Car pour les pays du Nord, le racisme était un mal universel, qu’il était possible de combattre par la loi et quelques bonnes pratiques. Pour les pays du Sud, le racisme était structurellement lié à un contexte : il fallait bien être raciste pour traiter des êtres humains comme des esclaves ou comme des êtres dont le pays pouvait être pris et exploité.

Et le problème, c’est que les uns et les autres avaient raison. C’est précisément la cause du grand malentendu que nous vivons aujourd’hui.
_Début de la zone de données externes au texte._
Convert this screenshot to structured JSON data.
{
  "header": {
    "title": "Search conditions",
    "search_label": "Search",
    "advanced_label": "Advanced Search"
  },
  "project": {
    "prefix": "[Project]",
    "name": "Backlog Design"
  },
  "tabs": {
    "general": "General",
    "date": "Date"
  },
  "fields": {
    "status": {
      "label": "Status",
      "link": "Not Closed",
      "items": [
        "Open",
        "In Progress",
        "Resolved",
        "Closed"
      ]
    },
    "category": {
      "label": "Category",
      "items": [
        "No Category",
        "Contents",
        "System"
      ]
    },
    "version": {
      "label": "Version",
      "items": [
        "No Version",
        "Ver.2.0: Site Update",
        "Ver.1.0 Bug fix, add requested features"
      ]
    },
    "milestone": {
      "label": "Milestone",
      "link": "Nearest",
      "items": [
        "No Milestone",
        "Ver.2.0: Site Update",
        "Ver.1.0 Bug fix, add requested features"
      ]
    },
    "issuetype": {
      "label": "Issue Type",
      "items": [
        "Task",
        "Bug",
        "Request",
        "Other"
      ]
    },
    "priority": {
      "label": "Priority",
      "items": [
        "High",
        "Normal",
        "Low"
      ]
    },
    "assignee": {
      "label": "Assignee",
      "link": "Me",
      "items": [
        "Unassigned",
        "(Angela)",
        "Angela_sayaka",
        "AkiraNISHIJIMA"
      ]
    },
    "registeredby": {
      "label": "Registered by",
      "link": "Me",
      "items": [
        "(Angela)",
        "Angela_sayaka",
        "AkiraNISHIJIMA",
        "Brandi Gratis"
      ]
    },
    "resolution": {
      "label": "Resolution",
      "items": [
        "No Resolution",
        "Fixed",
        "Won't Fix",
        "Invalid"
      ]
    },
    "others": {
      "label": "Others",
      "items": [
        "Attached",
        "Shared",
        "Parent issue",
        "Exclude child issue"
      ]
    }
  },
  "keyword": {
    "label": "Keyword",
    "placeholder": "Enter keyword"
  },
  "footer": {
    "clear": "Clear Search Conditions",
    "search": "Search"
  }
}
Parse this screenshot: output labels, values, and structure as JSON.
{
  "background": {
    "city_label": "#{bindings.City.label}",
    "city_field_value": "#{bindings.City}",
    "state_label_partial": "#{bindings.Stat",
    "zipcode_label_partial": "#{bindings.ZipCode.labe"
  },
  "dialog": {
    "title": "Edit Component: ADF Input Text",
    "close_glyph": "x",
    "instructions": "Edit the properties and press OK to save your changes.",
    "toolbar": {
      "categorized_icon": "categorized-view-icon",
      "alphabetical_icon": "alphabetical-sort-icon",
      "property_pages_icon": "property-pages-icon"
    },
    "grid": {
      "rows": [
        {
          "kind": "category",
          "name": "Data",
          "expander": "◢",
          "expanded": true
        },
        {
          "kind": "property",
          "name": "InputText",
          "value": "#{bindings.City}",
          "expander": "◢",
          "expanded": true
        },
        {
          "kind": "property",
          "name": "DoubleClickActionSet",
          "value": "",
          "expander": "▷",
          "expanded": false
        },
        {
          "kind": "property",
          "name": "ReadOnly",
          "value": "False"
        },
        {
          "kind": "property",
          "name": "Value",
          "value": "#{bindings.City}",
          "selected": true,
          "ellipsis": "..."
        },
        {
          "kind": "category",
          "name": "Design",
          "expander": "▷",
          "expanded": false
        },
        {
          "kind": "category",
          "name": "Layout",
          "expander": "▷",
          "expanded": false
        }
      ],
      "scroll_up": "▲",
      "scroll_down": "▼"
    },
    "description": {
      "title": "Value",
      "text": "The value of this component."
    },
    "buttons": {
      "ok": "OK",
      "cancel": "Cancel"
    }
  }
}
Chacun sait comment la conférence se conclut : avec le retrait de quelques pays tels les Etats-Unis et Israël (qui ne pouvaient tolérer les tentatives de voir le sionisme assimilé au colonialisme et au racisme), avec l’adoption d’une Déclaration de Durban, notamment grâce aux efforts acharnés du ministre belge des affaires étrangères, dont le pays assurait aussi la présidence tournante de l’Union européenne… et par un plan d’action qui n’a jamais été réellement mis en application.

Et pour cause. Trois jours après la fin de la conférence, alors que chacun était revenu chez lui, quatre avions de ligne transformés en missiles allaient durablement faire basculer le monde dans un clash des civilisations à la Huntington. Il ne sera plus jamais possible de parler de racisme de manière ouverte et non instrumentalisée. Jusqu’à ce jour.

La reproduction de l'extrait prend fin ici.